Otherwise, after laying the foundation
and finding himself unable to finish the work
the onlookers should laugh at him and say,
‘This one began to build but did not have the resources to finish.’
Or what king marching into battle would not first sit down
and decide whether with ten thousand troops
he can successfully oppose another king
advancing upon him with twenty thousand troops?

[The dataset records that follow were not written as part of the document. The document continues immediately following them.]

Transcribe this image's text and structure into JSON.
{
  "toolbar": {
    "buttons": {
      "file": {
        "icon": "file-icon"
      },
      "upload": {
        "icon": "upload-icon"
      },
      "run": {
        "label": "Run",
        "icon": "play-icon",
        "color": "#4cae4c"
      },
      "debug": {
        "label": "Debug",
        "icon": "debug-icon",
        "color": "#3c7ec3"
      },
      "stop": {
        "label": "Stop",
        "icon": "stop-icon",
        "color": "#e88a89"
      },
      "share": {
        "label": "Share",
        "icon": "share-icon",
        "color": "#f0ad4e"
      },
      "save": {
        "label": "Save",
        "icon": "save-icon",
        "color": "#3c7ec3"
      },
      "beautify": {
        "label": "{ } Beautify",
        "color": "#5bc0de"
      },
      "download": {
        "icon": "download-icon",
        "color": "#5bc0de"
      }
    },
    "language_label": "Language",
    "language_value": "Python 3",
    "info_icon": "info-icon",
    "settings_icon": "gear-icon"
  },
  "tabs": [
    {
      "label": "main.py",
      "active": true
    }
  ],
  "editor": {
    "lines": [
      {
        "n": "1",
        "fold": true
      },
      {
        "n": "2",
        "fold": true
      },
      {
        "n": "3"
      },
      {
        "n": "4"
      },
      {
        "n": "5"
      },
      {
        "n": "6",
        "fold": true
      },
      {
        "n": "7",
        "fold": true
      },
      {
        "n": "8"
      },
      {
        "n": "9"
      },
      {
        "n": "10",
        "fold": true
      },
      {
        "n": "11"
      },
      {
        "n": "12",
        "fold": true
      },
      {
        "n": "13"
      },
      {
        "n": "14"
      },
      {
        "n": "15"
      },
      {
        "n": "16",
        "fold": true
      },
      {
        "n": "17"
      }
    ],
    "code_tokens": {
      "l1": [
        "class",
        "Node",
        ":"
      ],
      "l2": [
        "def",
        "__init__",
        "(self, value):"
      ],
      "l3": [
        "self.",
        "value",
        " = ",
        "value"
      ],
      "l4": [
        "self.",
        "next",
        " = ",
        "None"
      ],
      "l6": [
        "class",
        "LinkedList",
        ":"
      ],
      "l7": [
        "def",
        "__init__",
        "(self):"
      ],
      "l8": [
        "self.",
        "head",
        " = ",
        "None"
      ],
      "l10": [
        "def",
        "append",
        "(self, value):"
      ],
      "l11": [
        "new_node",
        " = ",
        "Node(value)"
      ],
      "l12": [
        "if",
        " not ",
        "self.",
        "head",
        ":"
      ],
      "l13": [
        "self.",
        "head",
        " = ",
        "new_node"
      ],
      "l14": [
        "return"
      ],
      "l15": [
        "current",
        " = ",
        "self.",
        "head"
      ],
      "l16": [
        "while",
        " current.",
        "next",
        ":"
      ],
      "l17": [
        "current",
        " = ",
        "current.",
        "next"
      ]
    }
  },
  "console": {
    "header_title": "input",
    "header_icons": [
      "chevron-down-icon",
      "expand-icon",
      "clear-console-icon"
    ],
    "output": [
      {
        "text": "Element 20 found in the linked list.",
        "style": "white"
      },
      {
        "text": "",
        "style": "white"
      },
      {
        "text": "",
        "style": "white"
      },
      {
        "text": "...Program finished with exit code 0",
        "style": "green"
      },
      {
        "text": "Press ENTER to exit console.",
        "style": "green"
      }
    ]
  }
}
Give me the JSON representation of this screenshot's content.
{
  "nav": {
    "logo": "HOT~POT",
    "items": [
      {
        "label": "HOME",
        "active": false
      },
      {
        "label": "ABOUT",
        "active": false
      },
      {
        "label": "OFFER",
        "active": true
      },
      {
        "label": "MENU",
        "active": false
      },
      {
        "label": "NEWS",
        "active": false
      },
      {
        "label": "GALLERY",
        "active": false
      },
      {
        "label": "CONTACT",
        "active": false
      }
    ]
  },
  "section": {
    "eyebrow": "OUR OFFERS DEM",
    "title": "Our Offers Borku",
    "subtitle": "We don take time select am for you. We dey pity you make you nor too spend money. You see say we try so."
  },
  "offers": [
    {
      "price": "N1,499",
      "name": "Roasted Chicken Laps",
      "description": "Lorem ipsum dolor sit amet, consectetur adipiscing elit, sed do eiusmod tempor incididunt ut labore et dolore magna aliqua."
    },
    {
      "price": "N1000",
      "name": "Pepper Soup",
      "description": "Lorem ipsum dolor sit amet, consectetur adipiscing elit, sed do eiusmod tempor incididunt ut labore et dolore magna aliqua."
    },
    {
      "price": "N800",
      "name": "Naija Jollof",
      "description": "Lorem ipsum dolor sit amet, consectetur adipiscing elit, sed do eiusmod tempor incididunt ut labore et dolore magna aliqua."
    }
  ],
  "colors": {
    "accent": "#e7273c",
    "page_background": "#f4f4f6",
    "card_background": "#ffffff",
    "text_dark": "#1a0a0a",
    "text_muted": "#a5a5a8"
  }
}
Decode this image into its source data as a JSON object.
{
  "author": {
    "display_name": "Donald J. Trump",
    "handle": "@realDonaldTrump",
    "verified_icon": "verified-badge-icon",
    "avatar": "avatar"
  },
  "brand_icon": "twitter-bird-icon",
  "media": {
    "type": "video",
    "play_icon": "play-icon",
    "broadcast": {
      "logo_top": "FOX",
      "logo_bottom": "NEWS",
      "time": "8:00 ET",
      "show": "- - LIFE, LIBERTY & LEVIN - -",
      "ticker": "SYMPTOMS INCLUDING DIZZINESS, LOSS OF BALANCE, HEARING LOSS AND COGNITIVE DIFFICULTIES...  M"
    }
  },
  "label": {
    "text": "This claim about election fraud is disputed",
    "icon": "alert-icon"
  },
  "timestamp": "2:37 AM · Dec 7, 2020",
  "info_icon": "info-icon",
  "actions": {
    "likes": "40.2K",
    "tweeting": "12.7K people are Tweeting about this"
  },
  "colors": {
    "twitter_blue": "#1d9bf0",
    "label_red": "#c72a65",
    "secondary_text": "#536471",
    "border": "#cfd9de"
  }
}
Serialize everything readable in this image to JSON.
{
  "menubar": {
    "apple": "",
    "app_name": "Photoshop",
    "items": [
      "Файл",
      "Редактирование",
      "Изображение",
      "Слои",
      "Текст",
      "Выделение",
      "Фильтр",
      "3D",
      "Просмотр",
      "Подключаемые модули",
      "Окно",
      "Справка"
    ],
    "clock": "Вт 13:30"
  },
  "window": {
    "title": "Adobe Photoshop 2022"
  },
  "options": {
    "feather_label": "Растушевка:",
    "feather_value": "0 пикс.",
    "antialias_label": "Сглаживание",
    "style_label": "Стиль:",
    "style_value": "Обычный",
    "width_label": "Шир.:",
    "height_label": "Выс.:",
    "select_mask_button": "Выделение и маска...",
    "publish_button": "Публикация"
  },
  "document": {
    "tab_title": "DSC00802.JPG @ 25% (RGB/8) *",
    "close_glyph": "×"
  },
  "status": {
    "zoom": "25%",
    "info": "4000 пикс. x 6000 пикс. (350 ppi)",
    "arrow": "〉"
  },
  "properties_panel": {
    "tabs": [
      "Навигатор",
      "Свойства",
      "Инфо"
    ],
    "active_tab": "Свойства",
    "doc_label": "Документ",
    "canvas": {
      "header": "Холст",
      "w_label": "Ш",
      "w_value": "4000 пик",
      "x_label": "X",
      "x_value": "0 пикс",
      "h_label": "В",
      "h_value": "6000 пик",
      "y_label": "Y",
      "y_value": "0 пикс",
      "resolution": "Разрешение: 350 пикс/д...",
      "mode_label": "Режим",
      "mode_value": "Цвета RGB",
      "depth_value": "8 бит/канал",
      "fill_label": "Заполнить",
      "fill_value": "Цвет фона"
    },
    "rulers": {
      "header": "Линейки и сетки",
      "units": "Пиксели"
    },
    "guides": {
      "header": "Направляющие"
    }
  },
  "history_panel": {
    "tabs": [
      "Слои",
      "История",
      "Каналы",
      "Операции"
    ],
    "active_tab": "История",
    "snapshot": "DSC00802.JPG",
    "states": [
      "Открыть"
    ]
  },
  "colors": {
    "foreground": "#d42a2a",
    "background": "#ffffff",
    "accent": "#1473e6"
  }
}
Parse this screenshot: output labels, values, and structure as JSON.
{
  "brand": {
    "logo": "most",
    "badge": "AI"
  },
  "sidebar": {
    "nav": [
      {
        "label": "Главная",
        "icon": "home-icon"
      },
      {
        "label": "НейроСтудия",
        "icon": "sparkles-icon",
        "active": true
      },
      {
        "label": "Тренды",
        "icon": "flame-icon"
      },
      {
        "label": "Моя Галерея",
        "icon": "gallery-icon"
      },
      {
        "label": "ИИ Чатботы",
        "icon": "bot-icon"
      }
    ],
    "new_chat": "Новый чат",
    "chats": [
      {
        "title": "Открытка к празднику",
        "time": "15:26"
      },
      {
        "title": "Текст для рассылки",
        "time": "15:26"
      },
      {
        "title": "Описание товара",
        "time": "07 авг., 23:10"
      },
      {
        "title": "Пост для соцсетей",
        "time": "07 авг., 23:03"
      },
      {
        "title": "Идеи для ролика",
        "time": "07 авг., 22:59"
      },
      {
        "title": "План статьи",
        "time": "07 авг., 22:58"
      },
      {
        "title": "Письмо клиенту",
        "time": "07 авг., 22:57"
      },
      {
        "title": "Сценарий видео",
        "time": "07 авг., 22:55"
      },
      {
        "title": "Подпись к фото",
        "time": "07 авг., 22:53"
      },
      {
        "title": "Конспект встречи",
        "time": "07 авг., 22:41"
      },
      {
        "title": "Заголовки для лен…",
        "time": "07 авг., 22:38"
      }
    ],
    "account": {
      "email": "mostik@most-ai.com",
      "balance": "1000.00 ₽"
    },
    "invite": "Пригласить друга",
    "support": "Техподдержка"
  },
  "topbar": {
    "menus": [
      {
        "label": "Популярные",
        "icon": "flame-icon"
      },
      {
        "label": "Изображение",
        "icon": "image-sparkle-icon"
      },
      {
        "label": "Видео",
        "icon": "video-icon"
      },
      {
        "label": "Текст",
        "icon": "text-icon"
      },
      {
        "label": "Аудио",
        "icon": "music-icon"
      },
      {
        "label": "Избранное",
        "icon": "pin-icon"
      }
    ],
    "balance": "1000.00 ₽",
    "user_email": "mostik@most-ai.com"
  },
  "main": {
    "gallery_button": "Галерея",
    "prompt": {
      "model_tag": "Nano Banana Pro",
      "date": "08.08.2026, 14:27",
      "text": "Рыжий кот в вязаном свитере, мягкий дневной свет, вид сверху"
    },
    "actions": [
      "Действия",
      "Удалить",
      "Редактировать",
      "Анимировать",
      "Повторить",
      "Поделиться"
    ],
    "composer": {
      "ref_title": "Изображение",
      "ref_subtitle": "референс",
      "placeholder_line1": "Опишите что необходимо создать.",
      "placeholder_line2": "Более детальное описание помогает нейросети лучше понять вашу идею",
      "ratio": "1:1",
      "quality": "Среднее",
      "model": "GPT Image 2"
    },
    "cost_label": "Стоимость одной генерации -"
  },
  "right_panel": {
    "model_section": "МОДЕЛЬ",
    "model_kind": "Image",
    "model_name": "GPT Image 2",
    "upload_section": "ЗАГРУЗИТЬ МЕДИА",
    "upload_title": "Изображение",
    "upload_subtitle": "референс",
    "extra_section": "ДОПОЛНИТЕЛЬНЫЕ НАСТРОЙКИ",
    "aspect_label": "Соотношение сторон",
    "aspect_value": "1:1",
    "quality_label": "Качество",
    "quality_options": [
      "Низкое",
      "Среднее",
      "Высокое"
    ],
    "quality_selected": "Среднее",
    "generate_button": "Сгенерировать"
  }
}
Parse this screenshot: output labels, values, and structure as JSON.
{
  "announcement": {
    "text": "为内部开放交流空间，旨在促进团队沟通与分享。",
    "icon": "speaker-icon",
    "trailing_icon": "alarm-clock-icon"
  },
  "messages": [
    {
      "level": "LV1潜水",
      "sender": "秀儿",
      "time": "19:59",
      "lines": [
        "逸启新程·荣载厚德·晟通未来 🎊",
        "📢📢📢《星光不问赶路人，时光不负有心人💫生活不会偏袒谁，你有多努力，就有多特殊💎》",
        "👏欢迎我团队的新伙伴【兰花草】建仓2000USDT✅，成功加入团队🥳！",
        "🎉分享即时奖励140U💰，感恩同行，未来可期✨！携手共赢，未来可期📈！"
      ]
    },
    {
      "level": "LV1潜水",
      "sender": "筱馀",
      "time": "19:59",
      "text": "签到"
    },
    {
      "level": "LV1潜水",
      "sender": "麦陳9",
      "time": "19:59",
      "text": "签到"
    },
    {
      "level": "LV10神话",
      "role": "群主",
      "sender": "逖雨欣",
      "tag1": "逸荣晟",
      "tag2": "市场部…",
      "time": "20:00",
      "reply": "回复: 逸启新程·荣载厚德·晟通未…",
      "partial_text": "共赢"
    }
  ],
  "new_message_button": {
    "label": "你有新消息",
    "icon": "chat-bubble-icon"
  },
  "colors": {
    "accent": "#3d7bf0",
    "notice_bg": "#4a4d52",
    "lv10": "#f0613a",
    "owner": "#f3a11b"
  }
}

But if not, while he is still far away,
he will send a delegation to ask for peace terms.
In the same way,
anyone of you who does not renounce all his possessions
cannot be my disciple.”
Background on the Gospel Reading
In chapter 14 of Luke’s Gospel, Jesus is speaking to people gathered at the table about the difficulties of following him. This group of people is suspicious about Jesus, looking to catch him doing something wrong. Jesus speaks to them in parables, emphasizing that although there is a right way to be a disciple and enter into the kingdom of his Father, it is a difficult path to follow. Many, even some of the guests at the table, reject the invitation. So Jesus turns to the crowds and speaks to them of discipleship. Jesus explains that, when it comes to making a choice for the Kingdom of God, nothing can get in the way. When Jesus describes “hating” one’s father and mother, he is not talking about feelings. Rather, he is emphasizing very strongly that choosing to be a disciple means that everything else—family, money, your own life—must come second. In Matthew’s version of this story (Matthew 10:37), Jesus refers not to “hating” father or mother, but to loving them more than Jesus. Jesus makes it very clear that being a disciple is not easy. It means to bear one’s own cross. These difficult sayings of Jesus are followed by two brief parables (a person constructing a tower and a king marching into battle) that make an obvious point—don’t start what you cannot finish. Discipleship is difficult and is something we can commit to only if we are prepared to put the Kingdom of God before everything else.
Provide your children with a list of things that they are responsible for interspersed with things that they like to do—for example, make their beds, take out the garbage, go to the park, do homework, watch television, have a snack, feed the cat. The list should reflect their responsibilities and favorite recreations. Tell them to pretend that company is coming and ask which of the things listed should be done first. Explain that this is called setting priorities.
Paraphrase the Gospel story for the children. Ask them what Jesus says is the most important thing for them to do. Jesus tells us that the number-one priority is to follow him. But just as it is not always easy to do the things we are supposed to do before doing the fun things, it is not always easy to be a follower of Jesus. Yet when we put Jesus first, we will be truly happy.